蔣捷《賀新郎 鄉土以狂得罪,賦此餞行·甚矣君狂矣》

甚矣君狂矣。想胸中、些兒磊磈,酒澆不去。據我看來何所似,一似韓家五鬼。又一似、楊家風子。怪鳥啾啾鳴未了,被天公、捉住樊籠裡。這一錯,鐵難鑄。濯溪雨漲荊溪水。送君歸、斬蛟橋外,水光清處。世上恨無樓百尺,裝著許多俊氣。做弄得、棲棲如此。臨別贈言朋友事,有慇勤、六字君聽取。節飲食,慎言語。


作品信息:

名稱:賀新郎 鄉土以狂得罪,賦此餞行

作者:蔣捷

朝代:宋朝


作品賞析:

【註釋】:
南宋末年,昏帝權奸當政。

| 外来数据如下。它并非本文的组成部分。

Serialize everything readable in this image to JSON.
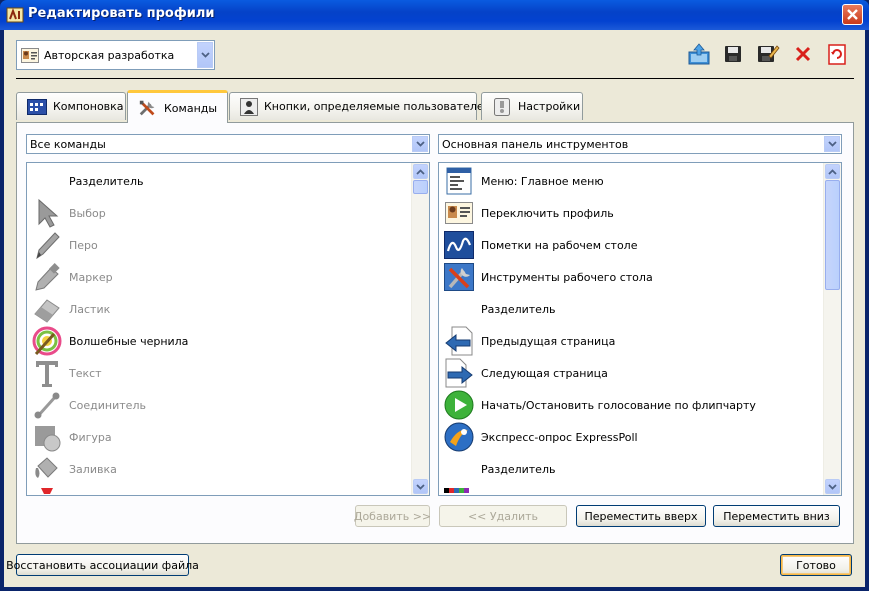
{
  "window": {
    "title": "Редактировать профили"
  },
  "profile": {
    "selected": "Авторская разработка"
  },
  "toolbar": {
    "icons": [
      "export-profile-icon",
      "save-icon",
      "save-as-icon",
      "delete-profile-icon",
      "reset-icon"
    ]
  },
  "tabs": [
    {
      "label": "Компоновка",
      "icon": "layout-icon"
    },
    {
      "label": "Команды",
      "icon": "tools-icon"
    },
    {
      "label": "Кнопки, определяемые пользователем",
      "icon": "user-button-icon"
    },
    {
      "label": "Настройки",
      "icon": "settings-icon"
    }
  ],
  "commands_filter": {
    "selected": "Все команды"
  },
  "toolbar_target": {
    "selected": "Основная панель инструментов"
  },
  "commands": [
    {
      "label": "Разделитель",
      "icon": "none",
      "enabled": true
    },
    {
      "label": "Выбор",
      "icon": "select-arrow-icon",
      "enabled": false
    },
    {
      "label": "Перо",
      "icon": "pen-icon",
      "enabled": false
    },
    {
      "label": "Маркер",
      "icon": "marker-icon",
      "enabled": false
    },
    {
      "label": "Ластик",
      "icon": "eraser-icon",
      "enabled": false
    },
    {
      "label": "Волшебные чернила",
      "icon": "magic-ink-icon",
      "enabled": true
    },
    {
      "label": "Текст",
      "icon": "text-icon",
      "enabled": false
    },
    {
      "label": "Соединитель",
      "icon": "connector-icon",
      "enabled": false
    },
    {
      "label": "Фигура",
      "icon": "shape-icon",
      "enabled": false
    },
    {
      "label": "Заливка",
      "icon": "fill-icon",
      "enabled": false
    }
  ],
  "toolbar_items": [
    {
      "label": "Меню: Главное меню",
      "icon": "main-menu-icon"
    },
    {
      "label": "Переключить профиль",
      "icon": "switch-profile-icon"
    },
    {
      "label": "Пометки на рабочем столе",
      "icon": "desktop-annotate-icon"
    },
    {
      "label": "Инструменты рабочего стола",
      "icon": "desktop-tools-icon"
    },
    {
      "label": "Разделитель",
      "icon": "none"
    },
    {
      "label": "Предыдущая страница",
      "icon": "previous-page-icon"
    },
    {
      "label": "Следующая страница",
      "icon": "next-page-icon"
    },
    {
      "label": "Начать/Остановить голосование по флипчарту",
      "icon": "play-vote-icon"
    },
    {
      "label": "Экспресс-опрос ExpressPoll",
      "icon": "expresspoll-icon"
    },
    {
      "label": "Разделитель",
      "icon": "none"
    }
  ],
  "buttons": {
    "add": "Добавить >>",
    "remove": "<< Удалить",
    "move_up": "Переместить вверх",
    "move_down": "Переместить вниз",
    "restore": "Восстановить ассоциации файла",
    "done": "Готово"
  },
  "colors": {
    "titlebar": "#0542C8",
    "tab_highlight": "#FFC83C",
    "dialog_bg": "#ECE9D8"
  }
}
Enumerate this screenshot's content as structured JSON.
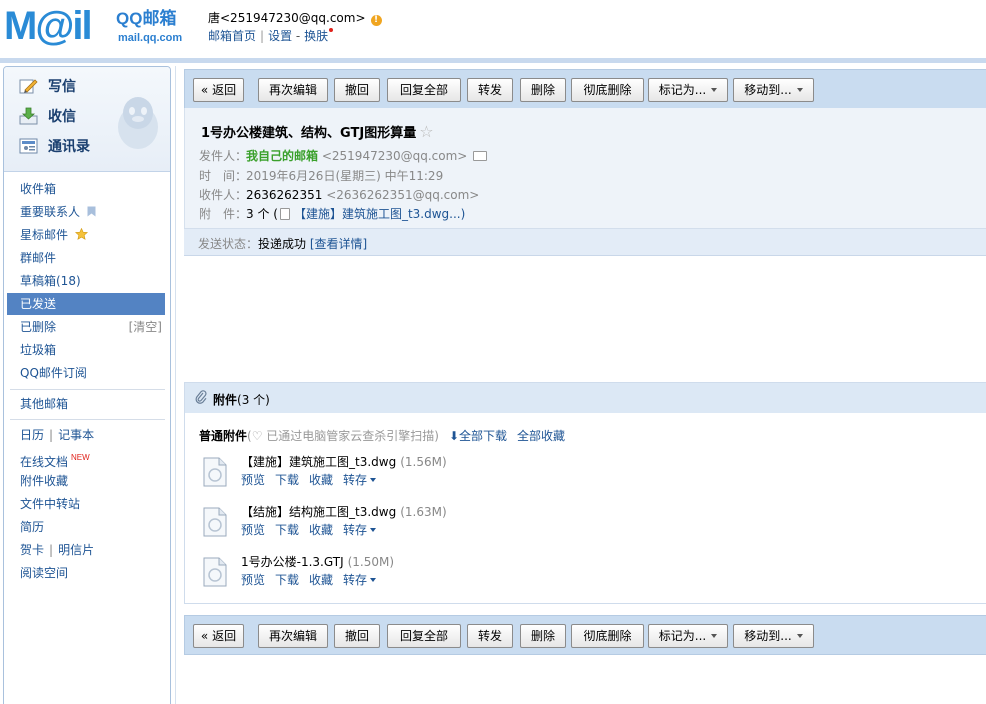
{
  "header": {
    "logo_word": "M@il",
    "brand": "QQ邮箱",
    "domain": "mail.qq.com",
    "user": "唐<251947230@qq.com>",
    "warn_glyph": "!",
    "links": {
      "home": "邮箱首页",
      "settings": "设置",
      "dash": "-",
      "skin": "换肤"
    }
  },
  "sidebar": {
    "quick": {
      "write": "写信",
      "receive": "收信",
      "contacts": "通讯录"
    },
    "folders": {
      "inbox": "收件箱",
      "important": "重要联系人",
      "starred": "星标邮件",
      "group": "群邮件",
      "drafts": "草稿箱(18)",
      "sent": "已发送",
      "deleted": "已删除",
      "deleted_clear": "[清空]",
      "spam": "垃圾箱",
      "subscriptions": "QQ邮件订阅",
      "other": "其他邮箱",
      "calendar": "日历",
      "notes": "记事本",
      "docs": "在线文档",
      "docs_badge": "NEW",
      "att_fav": "附件收藏",
      "file_transfer": "文件中转站",
      "resume": "简历",
      "card": "贺卡",
      "postcard": "明信片",
      "reading": "阅读空间"
    }
  },
  "toolbar": {
    "back": "« 返回",
    "reedit": "再次编辑",
    "recall": "撤回",
    "reply_all": "回复全部",
    "forward": "转发",
    "delete": "删除",
    "delete_perm": "彻底删除",
    "mark_as": "标记为...",
    "move_to": "移动到..."
  },
  "mail": {
    "subject": "1号办公楼建筑、结构、GTJ图形算量",
    "star_glyph": "☆",
    "from_label": "发件人：",
    "from_name": "我自己的邮箱",
    "from_addr": "<251947230@qq.com>",
    "time_label": "时　间：",
    "time": "2019年6月26日(星期三) 中午11:29",
    "to_label": "收件人：",
    "to_name": "2636262351",
    "to_addr": "<2636262351@qq.com>",
    "att_label": "附　件：",
    "att_count": "3 个",
    "att_open": "(",
    "att_preview": "【建施】建筑施工图_t3.dwg...)",
    "status_label": "发送状态：",
    "status": "投递成功",
    "status_link": "[查看详情]"
  },
  "attachments": {
    "title": "附件",
    "count": "(3 个)",
    "type_label": "普通附件",
    "scan_note": "(♡ 已通过电脑管家云查杀引擎扫描)",
    "download_all": "⬇全部下载",
    "save_all": "全部收藏",
    "ops": {
      "preview": "预览",
      "download": "下载",
      "save": "收藏",
      "transfer": "转存"
    },
    "files": [
      {
        "name": "【建施】建筑施工图_t3.dwg",
        "size": "(1.56M)"
      },
      {
        "name": "【结施】结构施工图_t3.dwg",
        "size": "(1.63M)"
      },
      {
        "name": "1号办公楼-1.3.GTJ",
        "size": "(1.50M)"
      }
    ]
  }
}
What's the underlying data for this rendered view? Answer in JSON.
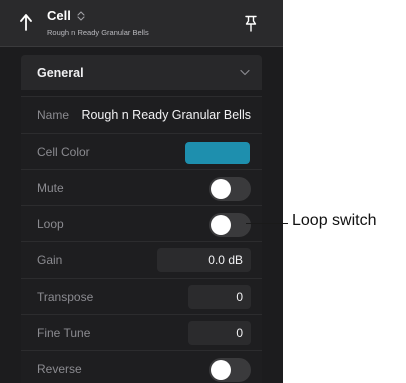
{
  "header": {
    "title": "Cell",
    "subtitle": "Rough n Ready Granular Bells"
  },
  "section": {
    "title": "General"
  },
  "rows": {
    "name": {
      "label": "Name",
      "value": "Rough n Ready Granular Bells"
    },
    "cell_color": {
      "label": "Cell Color",
      "color": "#1e8fae"
    },
    "mute": {
      "label": "Mute",
      "on": false
    },
    "loop": {
      "label": "Loop",
      "on": false
    },
    "gain": {
      "label": "Gain",
      "value": "0.0 dB"
    },
    "transpose": {
      "label": "Transpose",
      "value": "0"
    },
    "fine_tune": {
      "label": "Fine Tune",
      "value": "0"
    },
    "reverse": {
      "label": "Reverse",
      "on": false
    }
  },
  "callout": {
    "label": "Loop switch"
  },
  "icons": {
    "back": "back-arrow-icon",
    "title_chevron": "up-down-chevron-icon",
    "pin": "pin-icon",
    "section_chevron": "chevron-down-icon"
  }
}
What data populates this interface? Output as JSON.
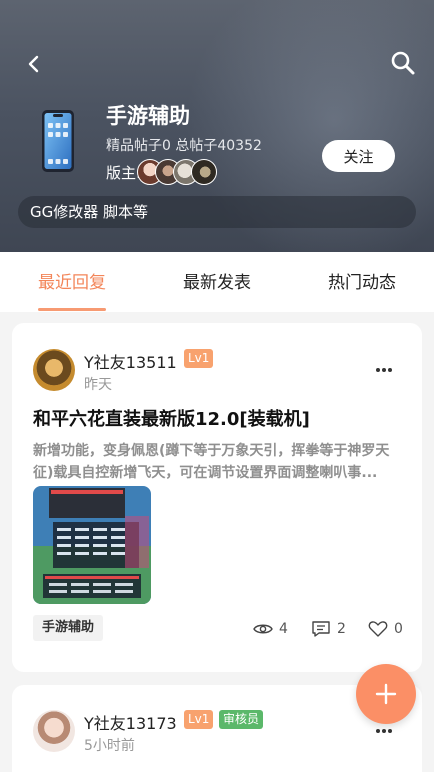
{
  "header": {
    "title": "手游辅助",
    "stats": "精品帖子0 总帖子40352",
    "moderator_label": "版主:",
    "follow_label": "关注",
    "description": "GG修改器 脚本等",
    "icons": [
      "back-icon",
      "search-icon",
      "phone-icon"
    ]
  },
  "tabs": [
    {
      "label": "最近回复",
      "active": true
    },
    {
      "label": "最新发表",
      "active": false
    },
    {
      "label": "热门动态",
      "active": false
    }
  ],
  "posts": [
    {
      "username": "Y社友13511",
      "level": "Lv1",
      "time": "昨天",
      "title": "和平六花直装最新版12.0[装载机]",
      "excerpt": "新增功能，变身佩恩(蹲下等于万象天引，挥拳等于神罗天征)载具自控新增飞天，可在调节设置界面调整喇叭事...",
      "tag": "手游辅助",
      "views": "4",
      "comments": "2",
      "likes": "0"
    },
    {
      "username": "Y社友13173",
      "level": "Lv1",
      "role": "审核员",
      "time": "5小时前"
    }
  ],
  "colors": {
    "accent": "#f3865a",
    "fab": "#fb8f66",
    "level_badge": "#f8a26e",
    "reviewer_badge": "#5bb86a"
  }
}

十幾年的光景,端的是一紙醉金迷的逍遙日子。加上賈似道上欺下瞞,弄權誤國,把一個小朝廷淪為兵虛財潰、內外交困的地步。有人直言上諫,反被怪罪。「 鄉士 」因諫獲罪,被驅出臨安城,蔣捷感之而發,寫下這首詞作。
起筆即指陳同鄉的「狂 」。「甚矣君狂矣」,而且是特別的狂。同鄉特狂,而這句話也顯示了此詞豪放不羈的風格。「想胸中、些兒磊磈,酒澆不去。」詞人先寫他胸中裝滿壘塊,即使酒澆,也無濟於事。因胸中義憤難平,從而揭示出「狂」的思想根源。
「據我看來何所似,一似韓家五鬼。又一似、楊家風子 。怪鳥啾啾鳴未了 ,被天公、捉在樊籠裡。」這裡以兩個典故比擬他的「狂」態 。韓愈在《 送窮文》中稱「智窮、學窮、文窮、命窮、交窮」為「五鬼」。五代時楊凝式行為放縱 ,有「風子」之喻。這裡褒揚鄉士的剛直和才識,同時暗示這種性格的不合時宜。隨即指出他不識時務,行為狂縱。這種衝突的結果是:「怪鳥啾啾鳴未了 ,被天公、捉在樊籠裡」。「鳴未了」,即失去了自由。「這一錯,鐵難鑄。」錯,本指錯刀,此處借指錯誤。「鐵難鑄」,是說這簡直是個天大的錯誤 。 從作者的深沉感歎中包含了衷心的讚美。
下闕轉了「餞行」話題上來。「濯溪雨漲荊溪水。送君歸、斬蛟橋外。水光清處 。」宜興是個山清水秀的地方,荊溪流經縣南注入太湖 。濯溪 ,是它的支流。城南有長橋橫跨於之上,以周處斬殺蛟事,故稱「斬蛟橋 」。回鄉的腳步總是欣喜的,但心境非同一般。因而不免悵恨在胸。
「世上恨無樓百尺,裝著許多俊氣。做弄得、棲棲如此 。」揭露了腐敗的南宋王朝不能容納賢俊,使有遠見卓識者淒遑不安。作者對現實所持的清醒認識和強烈不滿 ,同時流露了對朋友懷才不遇的深切同情。「樓百尺」,即百尺樓。借用劉備說許汜事。劉備曾對許汜說,他臥百尺樓上,而許則在地下。意為鄙視 。臨別贈言朋友事,有慇勤、六字君聽取 :節飲食,慎言語。請記住我的忠告,還是注意養身,說話謹慎些吧!這主要意在對黑暗政治的諷刺。
這首詞讀起來,不同於婉約詞的纏綿悱惻,近於豪放詞中,而它也具有自己的獨特風貌。它將對同鄉的欽敬和同情之心 ,用調侃和嬉笑的語氣表達出來。在嬉笑怒罵中,引出許多發人深省的東西。在笑容中掏幾滴辛酸的淚水。
這是一首送別的詞 ,但卻遠遠超過了送別的範圍。詞人著力最多在於「狂」這個狂者的形象正是一個剛直耿介的愛國者的形象 。 鄉士之以狂獲罪的悲劇,已超越個人榮辱得失,也是時代的悲劇,在孕育著南宋覆亡的苦果。這是一個令後人深省的現象。